4. The bonus ‘Forum’ tailpiece from Salvatore Settis is a clarion call to arms, taking to bits the deployment in modern globalizing-deracinating marketization of the concept of ‘Cultural Heritage’ in the Italian case, as the richest, and longest, story of them all. He stars holistic definition, community identification, and state-backed inclusivity across all styles of ownership as prime principles surrendered to disastrous commodification according to the banalities of late capitalist alien-nation. This whistle-blowing lecture preached to some converted in the art-city of Copenhagen: anyone else out there listening? We should be.

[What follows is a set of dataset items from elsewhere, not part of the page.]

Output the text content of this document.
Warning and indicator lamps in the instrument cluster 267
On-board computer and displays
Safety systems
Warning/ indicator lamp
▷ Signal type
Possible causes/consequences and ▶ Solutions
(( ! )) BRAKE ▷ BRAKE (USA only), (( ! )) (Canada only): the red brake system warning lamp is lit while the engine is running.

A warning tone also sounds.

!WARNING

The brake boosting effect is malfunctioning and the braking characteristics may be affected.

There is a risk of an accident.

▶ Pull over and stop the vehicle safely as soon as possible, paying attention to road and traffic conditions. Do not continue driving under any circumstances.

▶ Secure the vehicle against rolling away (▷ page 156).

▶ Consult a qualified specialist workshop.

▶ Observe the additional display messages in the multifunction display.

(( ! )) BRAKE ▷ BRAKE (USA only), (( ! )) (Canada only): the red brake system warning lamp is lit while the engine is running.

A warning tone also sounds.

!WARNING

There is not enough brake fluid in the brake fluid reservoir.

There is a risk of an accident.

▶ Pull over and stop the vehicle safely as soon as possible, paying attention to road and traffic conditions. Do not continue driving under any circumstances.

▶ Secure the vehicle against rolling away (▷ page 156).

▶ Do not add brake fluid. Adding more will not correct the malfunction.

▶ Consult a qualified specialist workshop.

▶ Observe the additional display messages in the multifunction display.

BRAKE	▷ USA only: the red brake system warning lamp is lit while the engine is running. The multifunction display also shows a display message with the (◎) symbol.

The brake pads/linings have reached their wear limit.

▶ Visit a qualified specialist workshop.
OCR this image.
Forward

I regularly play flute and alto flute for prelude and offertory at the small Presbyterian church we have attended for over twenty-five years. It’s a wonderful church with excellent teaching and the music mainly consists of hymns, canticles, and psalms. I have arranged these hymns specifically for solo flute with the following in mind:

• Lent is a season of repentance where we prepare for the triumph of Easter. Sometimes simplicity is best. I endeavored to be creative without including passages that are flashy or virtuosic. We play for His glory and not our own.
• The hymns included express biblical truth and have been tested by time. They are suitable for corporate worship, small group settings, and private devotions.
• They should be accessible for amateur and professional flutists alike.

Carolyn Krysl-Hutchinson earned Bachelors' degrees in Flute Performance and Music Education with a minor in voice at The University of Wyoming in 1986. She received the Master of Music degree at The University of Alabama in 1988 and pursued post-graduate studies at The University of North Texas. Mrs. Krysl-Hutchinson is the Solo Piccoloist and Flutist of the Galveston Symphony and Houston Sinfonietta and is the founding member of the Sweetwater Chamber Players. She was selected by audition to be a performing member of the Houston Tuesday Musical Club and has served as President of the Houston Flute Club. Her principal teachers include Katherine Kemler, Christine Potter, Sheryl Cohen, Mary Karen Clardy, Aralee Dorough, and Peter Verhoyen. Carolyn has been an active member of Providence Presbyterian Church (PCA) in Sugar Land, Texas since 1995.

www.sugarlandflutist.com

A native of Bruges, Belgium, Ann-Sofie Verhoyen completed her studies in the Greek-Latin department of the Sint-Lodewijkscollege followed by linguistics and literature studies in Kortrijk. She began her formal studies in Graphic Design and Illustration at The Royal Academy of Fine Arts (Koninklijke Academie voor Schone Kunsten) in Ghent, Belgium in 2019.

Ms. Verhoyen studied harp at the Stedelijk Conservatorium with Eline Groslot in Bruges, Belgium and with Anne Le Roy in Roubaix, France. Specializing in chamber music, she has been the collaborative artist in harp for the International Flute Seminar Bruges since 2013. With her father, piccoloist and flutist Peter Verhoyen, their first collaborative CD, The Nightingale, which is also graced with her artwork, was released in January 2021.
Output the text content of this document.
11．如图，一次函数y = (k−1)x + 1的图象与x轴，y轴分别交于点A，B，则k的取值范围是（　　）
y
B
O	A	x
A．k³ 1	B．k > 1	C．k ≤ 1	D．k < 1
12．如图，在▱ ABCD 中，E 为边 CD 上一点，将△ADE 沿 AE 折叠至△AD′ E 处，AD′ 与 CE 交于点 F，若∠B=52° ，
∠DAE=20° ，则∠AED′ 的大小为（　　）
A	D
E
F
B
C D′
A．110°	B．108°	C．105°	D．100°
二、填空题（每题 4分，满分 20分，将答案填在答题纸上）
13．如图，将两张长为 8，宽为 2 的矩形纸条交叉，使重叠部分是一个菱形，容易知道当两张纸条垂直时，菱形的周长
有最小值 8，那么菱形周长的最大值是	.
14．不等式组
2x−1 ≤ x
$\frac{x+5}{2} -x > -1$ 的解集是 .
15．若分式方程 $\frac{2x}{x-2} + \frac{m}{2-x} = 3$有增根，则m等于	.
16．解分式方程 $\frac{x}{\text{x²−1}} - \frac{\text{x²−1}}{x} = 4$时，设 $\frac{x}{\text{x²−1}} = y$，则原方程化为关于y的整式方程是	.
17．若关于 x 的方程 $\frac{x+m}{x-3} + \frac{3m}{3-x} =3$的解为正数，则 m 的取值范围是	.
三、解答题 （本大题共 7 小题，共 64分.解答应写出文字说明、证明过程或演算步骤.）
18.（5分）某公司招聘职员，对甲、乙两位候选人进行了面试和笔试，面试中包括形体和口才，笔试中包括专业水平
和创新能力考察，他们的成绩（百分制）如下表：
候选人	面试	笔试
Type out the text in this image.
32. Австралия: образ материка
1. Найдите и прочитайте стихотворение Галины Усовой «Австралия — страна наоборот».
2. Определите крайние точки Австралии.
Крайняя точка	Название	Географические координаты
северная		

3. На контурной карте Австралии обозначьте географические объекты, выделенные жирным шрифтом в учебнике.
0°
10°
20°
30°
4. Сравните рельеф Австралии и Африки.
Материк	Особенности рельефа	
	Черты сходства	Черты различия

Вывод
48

5. Arabic for Jesus, ‘ISA’ initials the cemetery’s trailblazer gravestone above the ‘Latin motto’ Bene Qui Latuit Bene Vixit (p. 311: lightly distorted to ‘He lived best, who lived unnoticed’): for one named Augustin, given that Augustine never acknowledges Ovid, its latency makes still more point once traced to Ovid’s exile (Tristia 3.4.25) and unearthed as Descartes’ epitaph.